Con posterioridad al relato de Aurelia, el secreto asociado con cuerpos y “objetos” indígenas patrimonializados, apareció de la boca de otros mapuches pero como parte de una decisión explícita que testificaba otros sentidos e implicancias:

     

“En lo personal, soy muy respetuoso de las cosas que pertenezcan a cualquier persona. No estoy de acuerdo con que vayan a excavar y buscar cosas...Yo ¡nunca facilito esas cosas! ¡Nunca! (enfatiza) Porque me parece que...o sea, ¡que se conserve cómo está! Si un día tiene que desaparecer porque hubo un terremoto, que desaparezca. Fijate, la mayoría de las cosas que se han descubierto, que dijeron `vamos a conservarlas´, se terminaron destruyendo más. ...  Y me parece que ya se ha excavado bastante en distintos lugares del país y ¡¿no sé qué es lo que quieren encontrar más de lo que se sabe?! ¿no? Porque en Ruca Choroi (zona donde reside una comunidad mapuche) hay un par de lugares que vos encontrás pedacitos de jarrones. La gente no los levanta. La gente de la comunidad es respetuosa de los chenques, de los entierros. O sea hay lugares donde hay entierros y nadie en la casa se lleva un pedacito porque es como invadir un espacio que hoy lo está ocupando alguien que se fue y sigue siendo su espacio” (Entrevista a FN, Diciembre 2006)

 

Como lo señaló Kishenblatt-Gimblett (2004), las políticas patrimoniales promueven reflexiones entre sus agentes acerca de qué es la cultura en un sentido amplio, aquello que se delimita como propio y de las relaciones entabladas con los otros. En el marco de la patrimonialización de la cultura material y cuerpos indígenas, la visión occidental instituida a través de estas políticas ha estado sedimentada, desde principios del siglo XX hasta la actualidad, sobre imputaciones y amputaciones –ausencias, expropiaciones y silencios– estandarizantes y estigmatizadoras de la otredad, que han tenido efectos disímiles en estas poblaciones. Junto con el hecho de que estos sujetos quedaron fuera o en los márgenes de la historia y muchas de sus experiencias fueron desdibujadas de este campo, los indígenas han sido impedidos de hablar de sí mismos y sus relaciones e, incluso, de decidir sobre aquello que, en función de sus cosmovisiones, podía o no ser exhibido o dicho (Crespo, 2016). En los últimos años, varios indígenas en Argentina reclaman públicamente como propios espacios, “objetos” y ancestralidades instituidos dentro del dispositivo patrimonial, los redefinen en sus propios términos, denuncian la omisión y el despojo a los que han sido sometidos y demandan la restitución y autodeterminación sobre ellos. Sin embargo, en otras instancias, como se desprende de este fragmento, las contestaciones y resistencias operan bajo el ejercicio de una secrecía que manifiesta enfáticamente la negativa a revelar y la decisión de controlar y establecer un tope sobre aquello no se quiera siga siendo botín de conquista, de enajenación ni de una preservación que se lee destructiva y excluyente de relacionalidades y cosmovisiones distintas: “nadie en la casa se lleva un pedacito porque es como invadir un espacio que hoy lo está ocupando alguien que se fue y sigue siendo su espacio” –destaca en su relato.   
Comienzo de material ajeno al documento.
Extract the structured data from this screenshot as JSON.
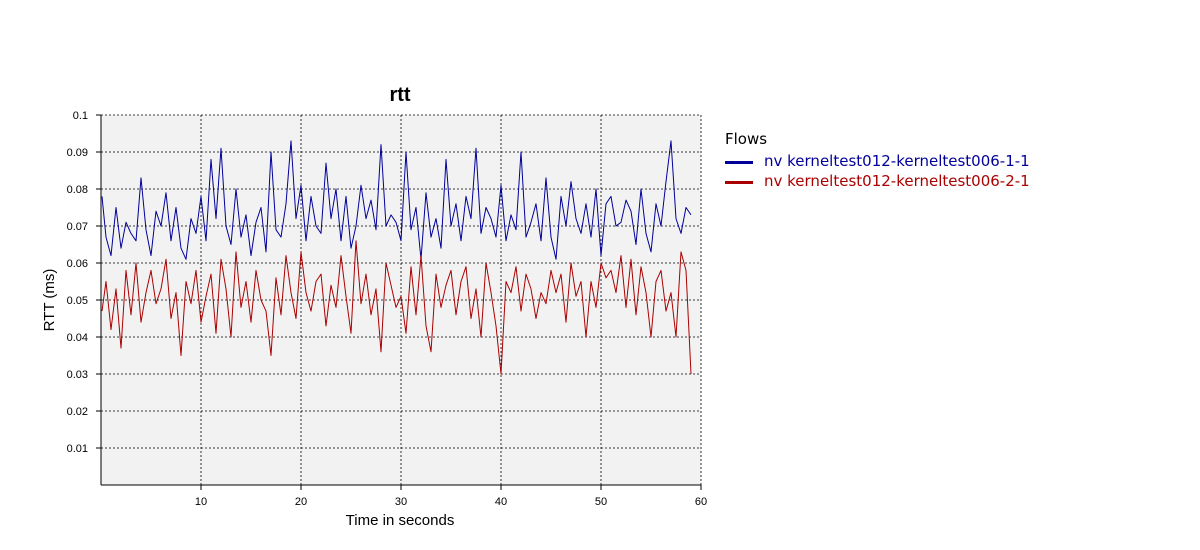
{
  "chart_data": {
    "type": "line",
    "title": "rtt",
    "xlabel": "Time in seconds",
    "ylabel": "RTT (ms)",
    "xlim": [
      0,
      60
    ],
    "ylim": [
      0,
      0.1
    ],
    "x_ticks": [
      "10",
      "20",
      "30",
      "40",
      "50",
      "60"
    ],
    "y_ticks": [
      "0.01",
      "0.02",
      "0.03",
      "0.04",
      "0.05",
      "0.06",
      "0.07",
      "0.08",
      "0.09",
      "0.1"
    ],
    "grid": true,
    "legend": {
      "title": "Flows",
      "position": "right"
    },
    "series": [
      {
        "name": "nv kerneltest012-kerneltest006-1-1",
        "color": "#000099",
        "x": [
          0.1,
          0.5,
          1,
          1.5,
          2,
          2.5,
          3,
          3.5,
          4,
          4.5,
          5,
          5.5,
          6,
          6.5,
          7,
          7.5,
          8,
          8.5,
          9,
          9.5,
          10,
          10.5,
          11,
          11.5,
          12,
          12.5,
          13,
          13.5,
          14,
          14.5,
          15,
          15.5,
          16,
          16.5,
          17,
          17.5,
          18,
          18.5,
          19,
          19.5,
          20,
          20.5,
          21,
          21.5,
          22,
          22.5,
          23,
          23.5,
          24,
          24.5,
          25,
          25.5,
          26,
          26.5,
          27,
          27.5,
          28,
          28.5,
          29,
          29.5,
          30,
          30.5,
          31,
          31.5,
          32,
          32.5,
          33,
          33.5,
          34,
          34.5,
          35,
          35.5,
          36,
          36.5,
          37,
          37.5,
          38,
          38.5,
          39,
          39.5,
          40,
          40.5,
          41,
          41.5,
          42,
          42.5,
          43,
          43.5,
          44,
          44.5,
          45,
          45.5,
          46,
          46.5,
          47,
          47.5,
          48,
          48.5,
          49,
          49.5,
          50,
          50.5,
          51,
          51.5,
          52,
          52.5,
          53,
          53.5,
          54,
          54.5,
          55,
          55.5,
          56,
          56.5,
          57,
          57.5,
          58,
          58.5,
          59
        ],
        "values": [
          0.078,
          0.067,
          0.062,
          0.075,
          0.064,
          0.071,
          0.068,
          0.066,
          0.083,
          0.069,
          0.062,
          0.074,
          0.07,
          0.079,
          0.066,
          0.075,
          0.064,
          0.061,
          0.072,
          0.068,
          0.078,
          0.066,
          0.088,
          0.072,
          0.091,
          0.07,
          0.065,
          0.08,
          0.067,
          0.073,
          0.062,
          0.071,
          0.075,
          0.063,
          0.09,
          0.069,
          0.067,
          0.076,
          0.093,
          0.072,
          0.081,
          0.066,
          0.078,
          0.07,
          0.068,
          0.087,
          0.072,
          0.08,
          0.066,
          0.078,
          0.064,
          0.07,
          0.081,
          0.072,
          0.077,
          0.069,
          0.092,
          0.07,
          0.073,
          0.071,
          0.066,
          0.09,
          0.069,
          0.075,
          0.061,
          0.079,
          0.067,
          0.072,
          0.064,
          0.088,
          0.07,
          0.076,
          0.066,
          0.078,
          0.072,
          0.091,
          0.068,
          0.075,
          0.072,
          0.067,
          0.081,
          0.066,
          0.073,
          0.069,
          0.09,
          0.067,
          0.071,
          0.076,
          0.066,
          0.083,
          0.067,
          0.061,
          0.078,
          0.07,
          0.082,
          0.072,
          0.068,
          0.076,
          0.067,
          0.08,
          0.062,
          0.076,
          0.078,
          0.07,
          0.071,
          0.077,
          0.074,
          0.065,
          0.08,
          0.068,
          0.063,
          0.076,
          0.07,
          0.082,
          0.093,
          0.072,
          0.068,
          0.075,
          0.073
        ],
        "stroke_width": 1
      },
      {
        "name": "nv kerneltest012-kerneltest006-2-1",
        "color": "#aa0000",
        "x": [
          0.1,
          0.5,
          1,
          1.5,
          2,
          2.5,
          3,
          3.5,
          4,
          4.5,
          5,
          5.5,
          6,
          6.5,
          7,
          7.5,
          8,
          8.5,
          9,
          9.5,
          10,
          10.5,
          11,
          11.5,
          12,
          12.5,
          13,
          13.5,
          14,
          14.5,
          15,
          15.5,
          16,
          16.5,
          17,
          17.5,
          18,
          18.5,
          19,
          19.5,
          20,
          20.5,
          21,
          21.5,
          22,
          22.5,
          23,
          23.5,
          24,
          24.5,
          25,
          25.5,
          26,
          26.5,
          27,
          27.5,
          28,
          28.5,
          29,
          29.5,
          30,
          30.5,
          31,
          31.5,
          32,
          32.5,
          33,
          33.5,
          34,
          34.5,
          35,
          35.5,
          36,
          36.5,
          37,
          37.5,
          38,
          38.5,
          39,
          39.5,
          40,
          40.5,
          41,
          41.5,
          42,
          42.5,
          43,
          43.5,
          44,
          44.5,
          45,
          45.5,
          46,
          46.5,
          47,
          47.5,
          48,
          48.5,
          49,
          49.5,
          50,
          50.5,
          51,
          51.5,
          52,
          52.5,
          53,
          53.5,
          54,
          54.5,
          55,
          55.5,
          56,
          56.5,
          57,
          57.5,
          58,
          58.5,
          59
        ],
        "values": [
          0.047,
          0.055,
          0.042,
          0.053,
          0.037,
          0.058,
          0.046,
          0.06,
          0.044,
          0.052,
          0.058,
          0.049,
          0.053,
          0.061,
          0.045,
          0.052,
          0.035,
          0.055,
          0.049,
          0.058,
          0.044,
          0.051,
          0.057,
          0.041,
          0.061,
          0.053,
          0.04,
          0.063,
          0.048,
          0.055,
          0.044,
          0.058,
          0.05,
          0.047,
          0.035,
          0.056,
          0.046,
          0.062,
          0.052,
          0.045,
          0.063,
          0.052,
          0.047,
          0.055,
          0.057,
          0.043,
          0.054,
          0.048,
          0.062,
          0.051,
          0.041,
          0.066,
          0.049,
          0.057,
          0.046,
          0.053,
          0.036,
          0.06,
          0.054,
          0.048,
          0.051,
          0.041,
          0.059,
          0.046,
          0.062,
          0.043,
          0.036,
          0.057,
          0.048,
          0.054,
          0.058,
          0.046,
          0.055,
          0.059,
          0.045,
          0.053,
          0.04,
          0.06,
          0.052,
          0.043,
          0.03,
          0.055,
          0.052,
          0.059,
          0.047,
          0.057,
          0.053,
          0.045,
          0.052,
          0.049,
          0.058,
          0.052,
          0.057,
          0.044,
          0.06,
          0.051,
          0.055,
          0.04,
          0.055,
          0.048,
          0.06,
          0.056,
          0.058,
          0.052,
          0.062,
          0.048,
          0.061,
          0.046,
          0.059,
          0.052,
          0.04,
          0.055,
          0.058,
          0.047,
          0.052,
          0.04,
          0.063,
          0.058,
          0.03
        ],
        "stroke_width": 1
      }
    ]
  }
}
En el año 2015, esta misma decisión de guardar en secreto como parte de un instrumento de protesta, poder y respeto trascendió a la esfera pública de la voz de mujeres mapuche de otra comunidad, que habían reclamado la restitución de una ancestra indígena musealizada. Se trataba del cuerpo de Margarita Foyel, una de las tantas indígenas que luego de las campañas militares de fines del siglo XIX, por un pedido del director del Museo de la Plata –Francisco Pascasio Moreno– fue enviada con otros prisioneros de la Isla Martín García al Museo, donde fueron estudiados por la ciencia y trabajaron como personal de la institución. A su muerte sus esqueletos fueron investigados y desmembrados para documentar la existencia de una diferencia racial, y exhibidos en las vitrinas junto con otros miles que habían sido extraídos de diferentes espacios territoriales de Argentina.[9] La comunidad que reclamó su cuerpo reflexionó públicamente, durante varios programas radiales y en otros medios de comunicación, sobre la relación entre la conquista implementada en su territorio hasta la actualidad y la violencia ejercida sobre los cuerpos y las pertenencias de sus antepasados en los museos; sobre los conocimientos, luchas y roles existentes dentro de la cosmovisión mapuche; sobre la forma de concebir la vida y la muerte y la manera en que se debía dar tratamiento al cuerpo de esta ancestra restituida, sobre los derechos humanos y sobre la experiencia afectiva que involucraba esta restitución.[10] Asimismo,  invitó a población indígena y no indígena a formar parte de la caravana que acompañaría el regreso de su cuerpo al territorio de la región, pero decidió hacer público que resguardarían para el pueblo mapuche algunos trawn (encuentros) vinculados con la restitución, el lugar donde sería enterrada y la ceremonia de enterramiento: “Está descansando, no se la puede molestar” sostuvo Mirta Ñancunao en una entrevista.[11]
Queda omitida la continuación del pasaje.